ADULT EDUCATION IN MINNEAPOLIS
In early 2001, FOLC was awarded a grant from the Minnesota Department of Children, Families and Learning for a six-month family literacy pilot program for seven refugee families. The program included English language classes for the adults, early childhood education for preschoolers, parenting information, and Parent and Child Time Together (PACT), a time when parents learn how to support their children's learning through play and other joint activities. The Cedar Riverside People's Center, a neighborhood education and support organization, provided the adult education teachers and space for the adult and early childhood classes. The Children's Home Society supplied an East African early childhood teacher. The adult EL and early childhood curricula were provided by Minneapolis Public Schools.

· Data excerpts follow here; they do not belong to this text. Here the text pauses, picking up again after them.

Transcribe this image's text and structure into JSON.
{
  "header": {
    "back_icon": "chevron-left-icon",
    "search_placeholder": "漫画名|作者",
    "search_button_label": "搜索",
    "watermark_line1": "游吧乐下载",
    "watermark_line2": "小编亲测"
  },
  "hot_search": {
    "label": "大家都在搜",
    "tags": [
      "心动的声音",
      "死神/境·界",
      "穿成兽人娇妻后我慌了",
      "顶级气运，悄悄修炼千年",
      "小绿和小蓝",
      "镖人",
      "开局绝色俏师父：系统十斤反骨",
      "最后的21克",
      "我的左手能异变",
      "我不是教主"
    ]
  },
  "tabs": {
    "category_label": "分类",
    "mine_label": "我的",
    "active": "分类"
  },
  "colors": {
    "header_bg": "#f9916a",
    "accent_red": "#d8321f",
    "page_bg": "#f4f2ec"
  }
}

In response to a survey of the community before the pilot, parents made it clear that they were not interested in learning about child rearing from Americans. They were interested in English language instruction and childcare consistent with their cultural traditions. FOLC struggled with how to respect the parents' wishes and at the same time meet the requirements of a state-sponsored family literacy program.

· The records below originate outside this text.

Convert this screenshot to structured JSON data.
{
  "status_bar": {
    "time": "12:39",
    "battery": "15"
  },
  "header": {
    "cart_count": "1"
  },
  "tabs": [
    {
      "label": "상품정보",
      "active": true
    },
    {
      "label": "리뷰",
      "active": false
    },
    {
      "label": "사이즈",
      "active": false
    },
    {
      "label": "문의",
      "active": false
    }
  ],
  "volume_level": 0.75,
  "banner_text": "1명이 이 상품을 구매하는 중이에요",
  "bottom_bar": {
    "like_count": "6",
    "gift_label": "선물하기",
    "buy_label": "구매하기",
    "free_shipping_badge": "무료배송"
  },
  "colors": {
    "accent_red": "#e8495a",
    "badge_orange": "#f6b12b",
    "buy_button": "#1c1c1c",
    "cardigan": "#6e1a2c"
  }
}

FOLC decided that the first step was to develop trusting relationships with the parents and create a program that included English literacy instruction and culturally appropriate childcare. After gaining the trust of the parents, the teacher skillfully integrated parent issues into the English literacy curriculum. Parents were introduced to the children's teacher and the PACT teacher and gradually got to know and trust them. By the end of the pilot, all parents demonstrated some measurable improvement in their English language skills.
Building on the success of this pilot project, FOLC and MPS ABE were awarded a four-year Even Start grant to fund the Cedar Riverside Family School. Designed to improve the English literacy skills of families in the Cedar Riverside neighborhood, the program offers English language classes for adults, early childhood education, parent education, and PACT. It incorporates the required curriculum of Even Start and integrates other instruction requested by participants, including computer training, math education, and job training supported by funds from FOLC. Parents in the program get their computer training at Riverside Plaza's Resource Center. Twenty parents and 25 children are currently enrolled in the program.
RESPECTING OTHERS' CUSTOMS
The Cedar Riverside Adult Education partners are sensitive to the cultural differences of their learners and accommodate their customs and traditions in their classes. For example, during the Muslim fasting month of Ramadan, teachers avoid food-related projects and refrain from giving tests, knowing that learners perform better when they are well fed. At the Riverside Plaza Resource Center, a private nonprofit, they provide a place for students to pray. The Resource Center and Coyle staff get help understanding their learners' needs from the Somali and other East African immigrants they employ who are available to translate for learners.
Desta is one of the parents in the Even Start program. She and the other mothers study English, mathematics, geography, history, and computers at the RPTA Resource Center, appreciating the convenience of being able to attend class in the Riverside Plaza complex. They say the class enables them to speak for themselves when running errands, shopping, meeting with their children's teachers, or visiting the doctor's office. They feel better about themselves when they don't have to rely on interpreters. One mother said, "Now I can really help my sons with their school work," and the others nodded in agreement. They say that many more mothers would enroll in the program if they had reliable childcare. The limit on enrollments for children also keeps some mothers who want to attend from participating.